Symrise CEO predicts continued shrinkage in the fragrance and flavour market as acquisitions prop up first half sales and weigh down profits.
In what the company called “a persistently difficult market”, both the flavour and fragrance arms of the business struggled to grow. Reported first half sales edged up 1.4 per cent to €685.1m and sales in local currency terms fell 0.8 per cent.
CEO Heinz-Jurgen Bertram does not expect any imminent reversal of the downward trend. He said: “The flavour and fragrance market will presumably shrink slightly this year. Customers continue to destock and the costs of important raw materials remains at a high level.”
Returning to the first half of the year, the flavour and nutrition division reported better sales figures than the scent and care unit but both had their sales performance boosted by acquisitions made in 2008.
Reported sales from the flavour and nutrition business were up 2.5 per cent on last year to €341.5m, driven by particularly healthy growth from the Americas. But much of this growth was attributable to last year’s Chr. Hansen Flavours acquisition, without which sales in the division would have dropped 2 per cent.
Meanwhile, scent and care sales were more or less flat creeping up 0.3 per cent to €343.6m in reported terms. Symrise said strong numbers from North America and the Asia-Pacific largely compensated for declining sales in Europe and the Middle East.
But the stable sales figures do not compare like with like.
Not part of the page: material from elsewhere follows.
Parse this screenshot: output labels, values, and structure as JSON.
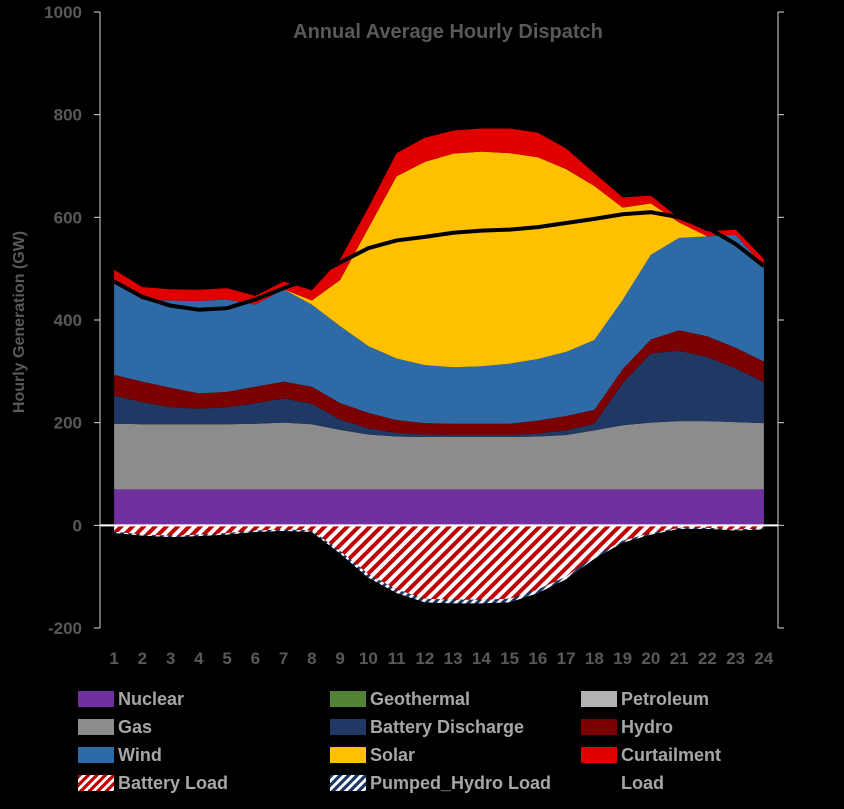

Taking into account acquisitions made in 2008 sales in the division fell 3 per cent.
The acquisitions on both sides of the business may have benefited the reported sales figures but put a drag on profits.
Net income for the period fell 33 per cent to €41m and the cost of integrating Chr. Hansen Flavours and other recently acquired businesses contributed to the decline.
High raw material prices and restructuring expenses were also blamed for the sharp decline in profits.
Symrise has taken a number of cost-cutting steps in recent quarters including the closure of fragrance plants in Spain and Switzerland in order to bundle its entire scent and care production for Europe and the Middle East in Holzminden, Germany.
The full effect of this and other restructuring measures is expected to be felt at the beginning of next year.
Symrise did not publish the restructuring expenses in its results but the firm said its EBITDA margin for the period was 17.3 per cent and adjusting for restructuring it was 18.9 per cent. In the same period last year the EBITDA margin was 21.1 per cent.
Looking forward, Symrise reiterated its forecast that it would be able to outperform the overall flavour and fragrance market this year. Its financial results for the first half come only a day after Swiss rival Givaudan published its figures for the period.
Sales were up 4.7 per cent in reported terms to 1.996bn Swiss Francs (CHF) (€1.30bn), but in local currencies they were down 0.9 per cent. The company said it saw “encouraging recovery signs” in its most recent sales performance.